The Most Annoying Friends on Social Media
We all have “that friend” on Facebook, Twitter, Instagram and Snapchat.
They aren’t Internet trolls, but they get on your nerves. Each social media platform has unique uses yet some people can’t get the hang of social media etiquette. Nevertheless, you don’t want to remove them from your friends/followers. Perhaps you see them on a regular basis, have family ties, or just know that they’re better in person. But just incase an annoying friend sees this article, we’ve shared a couple of solutions.
Spreading rumors on Facebook
The problem- These friends will post just about anything to share their point of view, even if it isn’t factual information. These posts clog your newsfeed and spread lies like rapid fire. You could unfollow them, but you’d hate to miss important posts about their personal life.
If you’re “that friend”- Only share news and posts from credible sources. On social networks, you create a digital footprint. This history can be explored by employers, potential partners, whoever is curious about your online presence. You don’t want this type of misinformation on your page! Stop the habit now.
Stealing content from parody accounts on Twitter.
The problem- They find jokes and post them as their own. It’s not just desperate, but noticeable (with a simple copy and paste in the search bar). It could be for engagement, since they know the joke works. But it’s a form of plagiarism, and people can report you on sites like Twitter.
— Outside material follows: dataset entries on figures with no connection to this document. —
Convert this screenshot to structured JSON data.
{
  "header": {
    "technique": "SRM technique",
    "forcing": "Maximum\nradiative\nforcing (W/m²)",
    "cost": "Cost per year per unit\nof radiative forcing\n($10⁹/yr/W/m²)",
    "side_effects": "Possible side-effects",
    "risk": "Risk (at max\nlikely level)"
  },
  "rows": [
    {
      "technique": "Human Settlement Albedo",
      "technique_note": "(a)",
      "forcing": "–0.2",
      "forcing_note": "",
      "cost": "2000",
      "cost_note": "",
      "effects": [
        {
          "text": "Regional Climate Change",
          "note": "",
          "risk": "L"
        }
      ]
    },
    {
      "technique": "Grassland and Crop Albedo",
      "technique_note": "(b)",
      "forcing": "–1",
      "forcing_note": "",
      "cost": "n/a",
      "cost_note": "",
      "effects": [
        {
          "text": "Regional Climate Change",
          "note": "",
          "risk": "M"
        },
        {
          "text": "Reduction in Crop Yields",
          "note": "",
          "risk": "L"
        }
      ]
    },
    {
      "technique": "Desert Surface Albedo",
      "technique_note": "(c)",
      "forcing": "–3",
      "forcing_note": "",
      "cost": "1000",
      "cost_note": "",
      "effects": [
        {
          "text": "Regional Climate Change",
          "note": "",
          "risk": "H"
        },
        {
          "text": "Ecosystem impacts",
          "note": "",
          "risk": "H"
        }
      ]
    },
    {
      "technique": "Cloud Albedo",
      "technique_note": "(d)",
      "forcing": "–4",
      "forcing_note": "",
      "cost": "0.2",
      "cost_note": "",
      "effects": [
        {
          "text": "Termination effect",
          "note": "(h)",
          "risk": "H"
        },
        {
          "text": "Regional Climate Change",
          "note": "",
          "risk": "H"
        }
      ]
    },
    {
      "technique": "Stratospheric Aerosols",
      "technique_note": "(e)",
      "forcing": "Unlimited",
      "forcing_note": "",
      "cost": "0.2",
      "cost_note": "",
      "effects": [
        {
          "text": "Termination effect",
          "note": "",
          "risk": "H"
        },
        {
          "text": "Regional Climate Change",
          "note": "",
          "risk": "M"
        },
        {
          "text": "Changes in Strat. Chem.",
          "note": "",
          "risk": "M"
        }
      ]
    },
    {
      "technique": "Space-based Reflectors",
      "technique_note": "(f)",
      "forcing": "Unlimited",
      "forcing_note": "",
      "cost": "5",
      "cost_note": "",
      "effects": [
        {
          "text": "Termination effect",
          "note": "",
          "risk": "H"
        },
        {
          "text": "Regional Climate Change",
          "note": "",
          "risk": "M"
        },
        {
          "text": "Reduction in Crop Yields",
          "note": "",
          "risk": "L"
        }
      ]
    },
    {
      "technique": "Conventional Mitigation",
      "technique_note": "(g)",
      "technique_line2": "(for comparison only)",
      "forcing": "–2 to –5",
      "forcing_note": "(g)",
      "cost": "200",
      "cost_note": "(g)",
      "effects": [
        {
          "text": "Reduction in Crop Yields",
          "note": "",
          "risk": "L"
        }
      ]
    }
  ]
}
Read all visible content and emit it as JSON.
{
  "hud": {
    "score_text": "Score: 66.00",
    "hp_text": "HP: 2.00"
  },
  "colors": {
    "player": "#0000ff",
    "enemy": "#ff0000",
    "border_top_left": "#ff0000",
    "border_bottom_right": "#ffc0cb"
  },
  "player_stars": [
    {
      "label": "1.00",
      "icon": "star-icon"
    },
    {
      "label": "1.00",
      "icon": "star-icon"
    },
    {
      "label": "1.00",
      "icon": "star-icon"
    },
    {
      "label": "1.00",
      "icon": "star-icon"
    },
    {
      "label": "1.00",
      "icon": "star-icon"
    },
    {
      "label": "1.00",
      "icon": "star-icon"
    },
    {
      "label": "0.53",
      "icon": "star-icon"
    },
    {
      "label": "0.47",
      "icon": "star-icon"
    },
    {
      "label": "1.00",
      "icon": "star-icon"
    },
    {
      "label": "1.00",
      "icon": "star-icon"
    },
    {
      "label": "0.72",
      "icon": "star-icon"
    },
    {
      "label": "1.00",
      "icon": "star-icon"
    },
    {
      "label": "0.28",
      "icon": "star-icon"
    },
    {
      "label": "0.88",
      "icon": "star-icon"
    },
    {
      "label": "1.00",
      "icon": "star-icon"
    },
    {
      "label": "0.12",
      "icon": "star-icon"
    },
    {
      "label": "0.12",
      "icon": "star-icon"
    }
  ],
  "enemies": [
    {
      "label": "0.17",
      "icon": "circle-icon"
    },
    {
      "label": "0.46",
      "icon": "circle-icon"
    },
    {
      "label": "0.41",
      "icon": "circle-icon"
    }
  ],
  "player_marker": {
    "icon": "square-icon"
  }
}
If you’re “that friend”- Just retweet! It will still share the joke with your followers without passing along content that isn’t yours. It’s a nice way to give credit, and the account will be thankful. Maybe you’ll even get a follow back. Then, come up with your own material! Original content will give people a reason to follow you.
Posting weather screenshots on Instagram
The problem- Instagram is a creative outlet- no screen shots allowed. This disturbs people’s newsfeeds, as they scroll for more visual engaging posts. By standing out like this, you could even lose followers. On Instagram, it doesn’t display whether or not someone follows you back (like Twitter). Instead, you have to look through follower lists. So people can sneakily unfollow you if they get sick of your posts, without much backlash! And chances are, you don’t want to bother people or lose followers.
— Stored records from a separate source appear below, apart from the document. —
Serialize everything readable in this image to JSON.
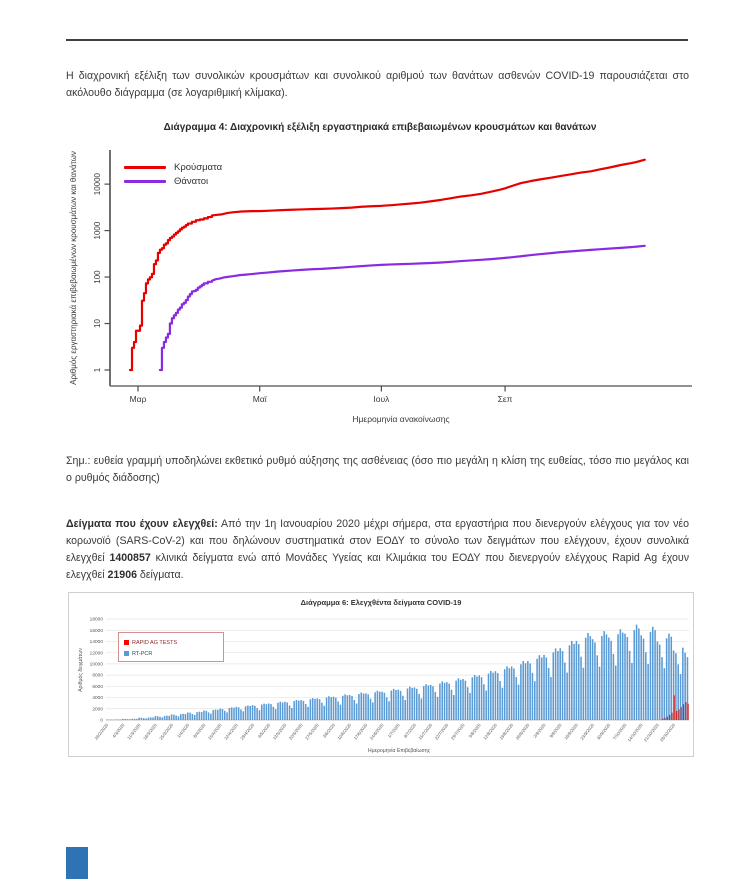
{
  "intro_paragraph": "Η διαχρονική εξέλιξη των συνολικών κρουσμάτων και συνολικού αριθμού των θανάτων ασθενών COVID-19 παρουσιάζεται στο ακόλουθο διάγραμμα (σε λογαριθμική κλίμακα).",
  "note_paragraph": "Σημ.: ευθεία γραμμή υποδηλώνει εκθετικό ρυθμό αύξησης της ασθένειας (όσο πιο μεγάλη η κλίση της ευθείας, τόσο πιο μεγάλος και ο ρυθμός διάδοσης)",
  "samples_paragraph": {
    "lead_bold": "Δείγματα που έχουν ελεγχθεί:",
    "segment1": " Από την 1η Ιανουαρίου 2020 μέχρι σήμερα, στα εργαστήρια που διενεργούν ελέγχους για τον νέο κορωνοϊό (SARS-CoV-2) και που δηλώνουν συστηματικά στον ΕΟΔΥ το σύνολο των δειγμάτων που ελέγχουν, έχουν συνολικά ελεγχθεί ",
    "value_pcr": "1400857",
    "segment2": " κλινικά δείγματα ενώ από Μονάδες Υγείας και Κλιμάκια του ΕΟΔΥ που διενεργούν ελέγχους Rapid Ag έχουν ελεγχθεί ",
    "value_rapid": "21906",
    "segment3": " δείγματα."
  },
  "footer": {
    "accent_color": "#2E74B5"
  },
  "chart_data": [
    {
      "type": "line",
      "title": "Διάγραμμα 4: Διαχρονική εξέλιξη εργαστηριακά επιβεβαιωμένων κρουσμάτων και θανάτων",
      "xlabel": "Ημερομηνία ανακοίνωσης",
      "ylabel": "Αριθμός εργαστηριακά επιβεβαιωμένων κρουσμάτων και θανάτων",
      "yscale": "log",
      "yticks": [
        1,
        10,
        100,
        1000,
        10000
      ],
      "xticks": [
        {
          "label": "Μαρ",
          "day": 8
        },
        {
          "label": "Μαϊ",
          "day": 69
        },
        {
          "label": "Ιουλ",
          "day": 130
        },
        {
          "label": "Σεπ",
          "day": 192
        }
      ],
      "x_day0_date": "22/2/2020",
      "legend_position": "top-left",
      "series": [
        {
          "name": "Κρούσματα",
          "color": "#E60000",
          "step_until_day": 45,
          "points": [
            [
              4,
              1
            ],
            [
              5,
              3
            ],
            [
              6,
              4
            ],
            [
              7,
              7
            ],
            [
              9,
              9
            ],
            [
              10,
              31
            ],
            [
              11,
              45
            ],
            [
              12,
              73
            ],
            [
              13,
              89
            ],
            [
              14,
              99
            ],
            [
              15,
              117
            ],
            [
              16,
              190
            ],
            [
              17,
              228
            ],
            [
              18,
              331
            ],
            [
              19,
              387
            ],
            [
              20,
              418
            ],
            [
              21,
              495
            ],
            [
              22,
              530
            ],
            [
              23,
              624
            ],
            [
              24,
              695
            ],
            [
              25,
              743
            ],
            [
              26,
              821
            ],
            [
              27,
              892
            ],
            [
              28,
              966
            ],
            [
              29,
              1061
            ],
            [
              30,
              1156
            ],
            [
              31,
              1212
            ],
            [
              32,
              1314
            ],
            [
              33,
              1415
            ],
            [
              35,
              1544
            ],
            [
              37,
              1673
            ],
            [
              39,
              1735
            ],
            [
              41,
              1832
            ],
            [
              43,
              1955
            ],
            [
              45,
              2114
            ],
            [
              47,
              2170
            ],
            [
              50,
              2235
            ],
            [
              53,
              2401
            ],
            [
              56,
              2490
            ],
            [
              60,
              2576
            ],
            [
              65,
              2620
            ],
            [
              69,
              2626
            ],
            [
              74,
              2678
            ],
            [
              80,
              2760
            ],
            [
              85,
              2810
            ],
            [
              90,
              2853
            ],
            [
              95,
              2900
            ],
            [
              100,
              2937
            ],
            [
              105,
              2980
            ],
            [
              110,
              3049
            ],
            [
              115,
              3121
            ],
            [
              120,
              3256
            ],
            [
              125,
              3343
            ],
            [
              130,
              3409
            ],
            [
              135,
              3522
            ],
            [
              140,
              3672
            ],
            [
              145,
              3826
            ],
            [
              150,
              4012
            ],
            [
              155,
              4279
            ],
            [
              160,
              4587
            ],
            [
              165,
              4974
            ],
            [
              170,
              5421
            ],
            [
              175,
              5749
            ],
            [
              180,
              6177
            ],
            [
              185,
              6858
            ],
            [
              190,
              7684
            ],
            [
              192,
              8138
            ],
            [
              196,
              9280
            ],
            [
              200,
              10524
            ],
            [
              205,
              11663
            ],
            [
              210,
              12734
            ],
            [
              215,
              13730
            ],
            [
              220,
              14978
            ],
            [
              225,
              16286
            ],
            [
              230,
              17707
            ],
            [
              235,
              18886
            ],
            [
              240,
              20947
            ],
            [
              245,
              23060
            ],
            [
              250,
              25802
            ],
            [
              255,
              28216
            ],
            [
              258,
              30000
            ],
            [
              262,
              33500
            ]
          ]
        },
        {
          "name": "Θάνατοι",
          "color": "#8A2BE2",
          "step_until_day": 45,
          "points": [
            [
              19,
              1
            ],
            [
              20,
              3
            ],
            [
              21,
              4
            ],
            [
              22,
              5
            ],
            [
              23,
              6
            ],
            [
              24,
              10
            ],
            [
              25,
              13
            ],
            [
              26,
              15
            ],
            [
              27,
              17
            ],
            [
              28,
              20
            ],
            [
              29,
              22
            ],
            [
              30,
              26
            ],
            [
              31,
              28
            ],
            [
              32,
              32
            ],
            [
              33,
              38
            ],
            [
              34,
              43
            ],
            [
              35,
              49
            ],
            [
              36,
              50
            ],
            [
              37,
              53
            ],
            [
              38,
              59
            ],
            [
              39,
              63
            ],
            [
              40,
              68
            ],
            [
              41,
              73
            ],
            [
              43,
              79
            ],
            [
              45,
              83
            ],
            [
              47,
              90
            ],
            [
              49,
              93
            ],
            [
              51,
              98
            ],
            [
              53,
              101
            ],
            [
              56,
              105
            ],
            [
              59,
              110
            ],
            [
              62,
              113
            ],
            [
              65,
              116
            ],
            [
              69,
              121
            ],
            [
              73,
              125
            ],
            [
              77,
              130
            ],
            [
              81,
              134
            ],
            [
              85,
              138
            ],
            [
              90,
              143
            ],
            [
              95,
              147
            ],
            [
              100,
              150
            ],
            [
              105,
              155
            ],
            [
              110,
              160
            ],
            [
              115,
              166
            ],
            [
              120,
              172
            ],
            [
              125,
              178
            ],
            [
              130,
              183
            ],
            [
              135,
              187
            ],
            [
              140,
              190
            ],
            [
              145,
              193
            ],
            [
              150,
              197
            ],
            [
              155,
              201
            ],
            [
              160,
              206
            ],
            [
              165,
              213
            ],
            [
              170,
              221
            ],
            [
              175,
              228
            ],
            [
              180,
              235
            ],
            [
              185,
              243
            ],
            [
              190,
              254
            ],
            [
              195,
              266
            ],
            [
              200,
              280
            ],
            [
              205,
              297
            ],
            [
              210,
              313
            ],
            [
              215,
              327
            ],
            [
              220,
              344
            ],
            [
              225,
              357
            ],
            [
              230,
              370
            ],
            [
              235,
              384
            ],
            [
              240,
              398
            ],
            [
              245,
              411
            ],
            [
              250,
              425
            ],
            [
              255,
              441
            ],
            [
              258,
              452
            ],
            [
              262,
              470
            ]
          ]
        }
      ]
    },
    {
      "type": "bar",
      "title": "Διάγραμμα 6: Ελεγχθέντα δείγματα COVID-19",
      "xlabel": "Ημερομηνία Επιβεβαίωσης",
      "ylabel": "Αριθμός δειγμάτων",
      "ylim": [
        0,
        18000
      ],
      "ytick_step": 2000,
      "grid": true,
      "week_labels": [
        "26/2/2020",
        "4/3/2020",
        "11/3/2020",
        "18/3/2020",
        "25/3/2020",
        "1/4/2020",
        "8/4/2020",
        "15/4/2020",
        "22/4/2020",
        "29/4/2020",
        "6/5/2020",
        "13/5/2020",
        "20/5/2020",
        "27/5/2020",
        "3/6/2020",
        "10/6/2020",
        "17/6/2020",
        "24/6/2020",
        "1/7/2020",
        "8/7/2020",
        "15/7/2020",
        "22/7/2020",
        "29/7/2020",
        "5/8/2020",
        "12/8/2020",
        "19/8/2020",
        "26/8/2020",
        "2/9/2020",
        "9/9/2020",
        "16/9/2020",
        "23/9/2020",
        "30/9/2020",
        "7/10/2020",
        "14/10/2020",
        "21/10/2020",
        "28/10/2020"
      ],
      "series": [
        {
          "name": "RAPID AG TESTS",
          "color": "#CC2B2B",
          "start_index": 240,
          "values": [
            250,
            400,
            600,
            900,
            1300,
            4400,
            1600,
            1900,
            2300,
            2800,
            3200,
            2900
          ]
        },
        {
          "name": "RT-PCR",
          "color": "#5B9BD5",
          "values": [
            90,
            86,
            72,
            59,
            94,
            99,
            95,
            200,
            192,
            160,
            132,
            208,
            220,
            212,
            420,
            403,
            336,
            277,
            437,
            462,
            445,
            700,
            672,
            560,
            462,
            728,
            770,
            742,
            1000,
            960,
            800,
            660,
            1040,
            1100,
            1060,
            1350,
            1296,
            1080,
            891,
            1404,
            1485,
            1431,
            1700,
            1632,
            1360,
            1122,
            1768,
            1870,
            1802,
            2050,
            1968,
            1640,
            1353,
            2132,
            2255,
            2173,
            2350,
            2256,
            1880,
            1551,
            2444,
            2585,
            2491,
            2650,
            2544,
            2120,
            1749,
            2756,
            2915,
            2809,
            2950,
            2832,
            2360,
            1947,
            3068,
            3245,
            3127,
            3250,
            3120,
            2600,
            2145,
            3380,
            3575,
            3445,
            3550,
            3408,
            2840,
            2343,
            3692,
            3905,
            3763,
            3850,
            3696,
            3080,
            2541,
            4004,
            4235,
            4081,
            4150,
            3984,
            3320,
            2739,
            4316,
            4565,
            4399,
            4450,
            4272,
            3560,
            2937,
            4628,
            4895,
            4717,
            4750,
            4560,
            3800,
            3135,
            4940,
            5225,
            5035,
            5050,
            4848,
            4040,
            3333,
            5252,
            5555,
            5353,
            5400,
            5184,
            4320,
            3564,
            5616,
            5940,
            5724,
            5800,
            5568,
            4640,
            3828,
            6032,
            6380,
            6148,
            6250,
            6000,
            5000,
            4125,
            6500,
            6875,
            6625,
            6750,
            6480,
            5400,
            4455,
            7020,
            7425,
            7155,
            7300,
            7008,
            5840,
            4818,
            7592,
            8030,
            7738,
            7950,
            7632,
            6360,
            5247,
            8268,
            8745,
            8427,
            8700,
            8352,
            6960,
            5742,
            9048,
            9570,
            9222,
            9550,
            9168,
            7640,
            6303,
            9932,
            10505,
            10123,
            10500,
            10080,
            8400,
            6930,
            10920,
            11550,
            11130,
            11600,
            11136,
            9280,
            7656,
            12064,
            12760,
            12296,
            12800,
            12288,
            10240,
            8448,
            13312,
            14080,
            13568,
            14100,
            13536,
            11280,
            9306,
            14664,
            15510,
            14946,
            14400,
            13824,
            11520,
            9504,
            14976,
            15840,
            15264,
            14700,
            14112,
            11760,
            9702,
            15288,
            16170,
            15582,
            15400,
            14784,
            12320,
            10164,
            16016,
            17000,
            16324,
            15100,
            14496,
            12080,
            9966,
            15704,
            16610,
            16006,
            14000,
            13440,
            11200,
            9240,
            14560,
            15400,
            14840,
            12400,
            11904,
            9920,
            8184,
            12896,
            12000,
            11200
          ]
        }
      ]
    }
  ]
}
If you’re “that friend”- Take an eye-catching picture outdoors and add a caption (you’ll definitely get more likes). Or, just tweet the screenshot. Twitter and Facebook are certainly better outlets for this type of material, but think again- wouldn’t people rather just see your own photo?
Creating 100+ second My Story on Snapchat
The problem- They think they’re more interesting than everyone else. These Snapchat stories include both videos and photos that repeat content. Or, even worse, it’s a ton of videos of you lip syncing or excessive concert footage. Whatever the content- ask yourself if your story is valuable?
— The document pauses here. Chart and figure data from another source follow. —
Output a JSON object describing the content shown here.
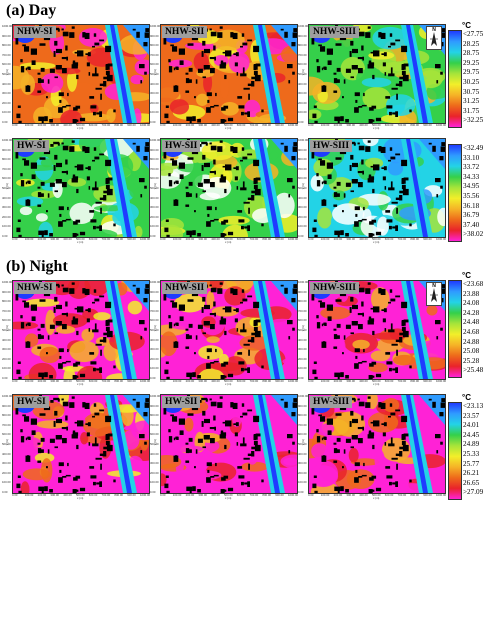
{
  "sections": [
    {
      "title": "(a) Day",
      "unit": "°C",
      "legend": [
        "<27.75",
        "28.25",
        "28.75",
        "29.25",
        "29.75",
        "30.25",
        "30.75",
        "31.25",
        "31.75",
        ">32.25"
      ],
      "legend2": [
        "<32.49",
        "33.10",
        "33.72",
        "34.33",
        "34.95",
        "35.56",
        "36.18",
        "36.79",
        "37.40",
        ">38.02"
      ],
      "panels": [
        "NHW-SI",
        "NHW-SII",
        "NHW-SIII",
        "HW-SI",
        "HW-SII",
        "HW-SIII"
      ]
    },
    {
      "title": "(b) Night",
      "unit": "°C",
      "legend": [
        "<23.68",
        "23.88",
        "24.08",
        "24.28",
        "24.48",
        "24.68",
        "24.88",
        "25.08",
        "25.28",
        ">25.48"
      ],
      "legend2": [
        "<23.13",
        "23.57",
        "24.01",
        "24.45",
        "24.89",
        "25.33",
        "25.77",
        "26.21",
        "26.65",
        ">27.09"
      ],
      "panels": [
        "NHW-SI",
        "NHW-SII",
        "NHW-SIII",
        "HW-SI",
        "HW-SII",
        "HW-SIII"
      ]
    }
  ],
  "axis": {
    "x_ticks": [
      "0.00",
      "100.00",
      "200.00",
      "300.00",
      "400.00",
      "500.00",
      "600.00",
      "700.00",
      "800.00",
      "900.00",
      "1000.00"
    ],
    "y_ticks": [
      "1000.00",
      "900.00",
      "800.00",
      "700.00",
      "600.00",
      "500.00",
      "400.00",
      "300.00",
      "200.00",
      "100.00",
      "0.00"
    ],
    "x_label": "x (m)",
    "y_label": "y (m)"
  },
  "north_letter": "N",
  "palette": {
    "day": [
      "#1f3cff",
      "#2f9bff",
      "#23d3e6",
      "#35d04a",
      "#a6e43a",
      "#f2ef2a",
      "#f5b327",
      "#ee6a1b",
      "#e9232a",
      "#ff22d6"
    ],
    "night": [
      "#1f3cff",
      "#2f9bff",
      "#23d3e6",
      "#35d04a",
      "#a6e43a",
      "#f2ef2a",
      "#f5b327",
      "#ee6a1b",
      "#e9232a",
      "#ff22d6"
    ]
  }
}
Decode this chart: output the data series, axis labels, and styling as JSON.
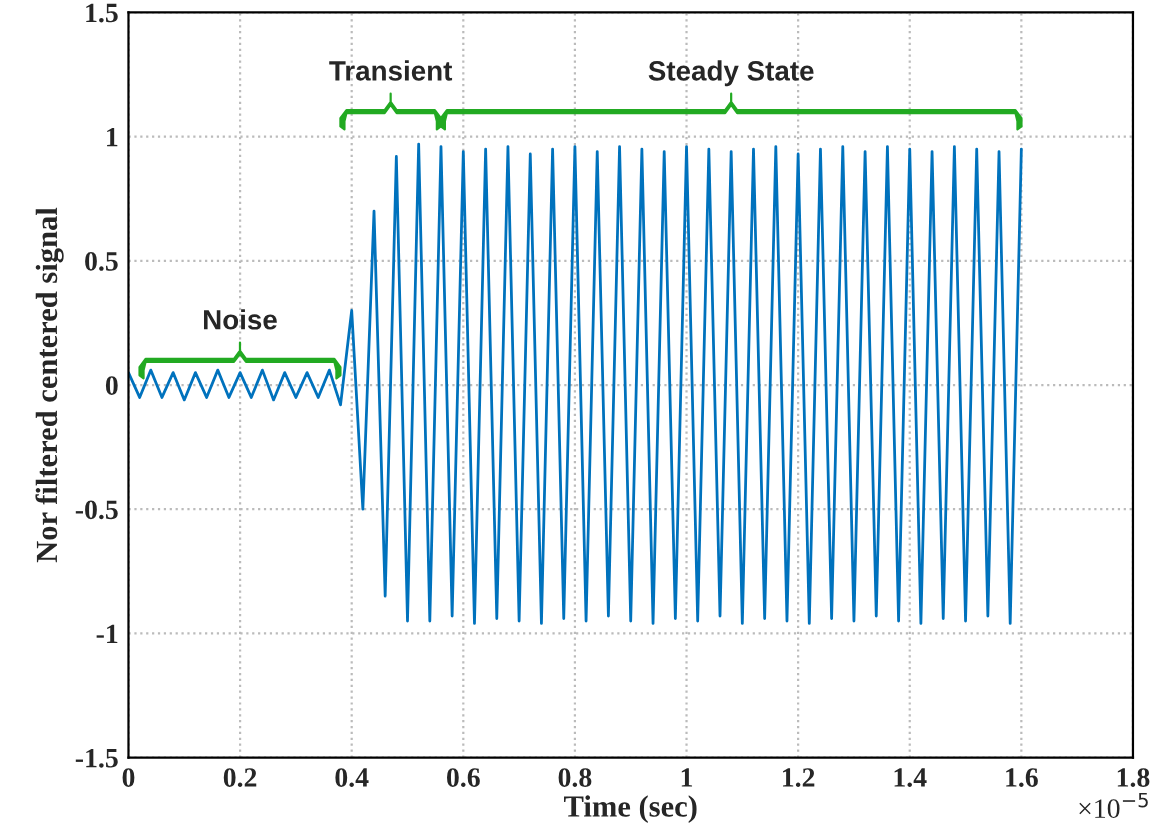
{
  "chart_data": {
    "type": "line",
    "xlabel": "Time (sec)",
    "ylabel": "Nor filtered centered signal",
    "x": [
      0,
      0.02,
      0.04,
      0.06,
      0.08,
      0.1,
      0.12,
      0.14,
      0.16,
      0.18,
      0.2,
      0.22,
      0.24,
      0.26,
      0.28,
      0.3,
      0.32,
      0.34,
      0.36,
      0.38,
      0.4,
      0.42,
      0.44,
      0.46,
      0.48,
      0.5,
      0.52,
      0.54,
      0.56,
      0.58,
      0.6,
      0.62,
      0.64,
      0.66,
      0.68,
      0.7,
      0.72,
      0.74,
      0.76,
      0.78,
      0.8,
      0.82,
      0.84,
      0.86,
      0.88,
      0.9,
      0.92,
      0.94,
      0.96,
      0.98,
      1,
      1.02,
      1.04,
      1.06,
      1.08,
      1.1,
      1.12,
      1.14,
      1.16,
      1.18,
      1.2,
      1.22,
      1.24,
      1.26,
      1.28,
      1.3,
      1.32,
      1.34,
      1.36,
      1.38,
      1.4,
      1.42,
      1.44,
      1.46,
      1.48,
      1.5,
      1.52,
      1.54,
      1.56,
      1.58,
      1.6
    ],
    "series": [
      {
        "color": "#0072bd",
        "values": [
          0.05,
          -0.05,
          0.06,
          -0.05,
          0.05,
          -0.06,
          0.05,
          -0.05,
          0.06,
          -0.05,
          0.05,
          -0.05,
          0.06,
          -0.06,
          0.05,
          -0.05,
          0.05,
          -0.05,
          0.06,
          -0.08,
          0.3,
          -0.5,
          0.7,
          -0.85,
          0.92,
          -0.95,
          0.97,
          -0.95,
          0.96,
          -0.93,
          0.94,
          -0.96,
          0.95,
          -0.94,
          0.96,
          -0.95,
          0.93,
          -0.96,
          0.95,
          -0.94,
          0.96,
          -0.95,
          0.94,
          -0.93,
          0.96,
          -0.95,
          0.95,
          -0.96,
          0.94,
          -0.94,
          0.96,
          -0.95,
          0.95,
          -0.93,
          0.94,
          -0.96,
          0.95,
          -0.94,
          0.96,
          -0.95,
          0.93,
          -0.96,
          0.95,
          -0.94,
          0.96,
          -0.95,
          0.94,
          -0.93,
          0.96,
          -0.95,
          0.95,
          -0.96,
          0.94,
          -0.94,
          0.96,
          -0.95,
          0.95,
          -0.93,
          0.94,
          -0.96,
          0.95
        ]
      }
    ],
    "xlim": [
      0,
      1.8
    ],
    "xticks": [
      0,
      0.2,
      0.4,
      0.6,
      0.8,
      1,
      1.2,
      1.4,
      1.6,
      1.8
    ],
    "ylim": [
      -1.5,
      1.5
    ],
    "yticks": [
      -1.5,
      -1,
      -0.5,
      0,
      0.5,
      1,
      1.5
    ],
    "grid": true,
    "annotations": [
      "×10$^{−5}$",
      "Noise",
      "Transient",
      "Steady State"
    ]
  }
}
If you’re “that friend”- Instead of multiple 10 second clips, take shorter videos of the highlights. Consider what people want to see. If you notice that you have a high number of views in the beginning of your story, and then they decline, chances are people lose interest.
You’re not the only one who struggles with good friends that have poor social (media) cues. What else can you add to the list? And what would you advise to the violators?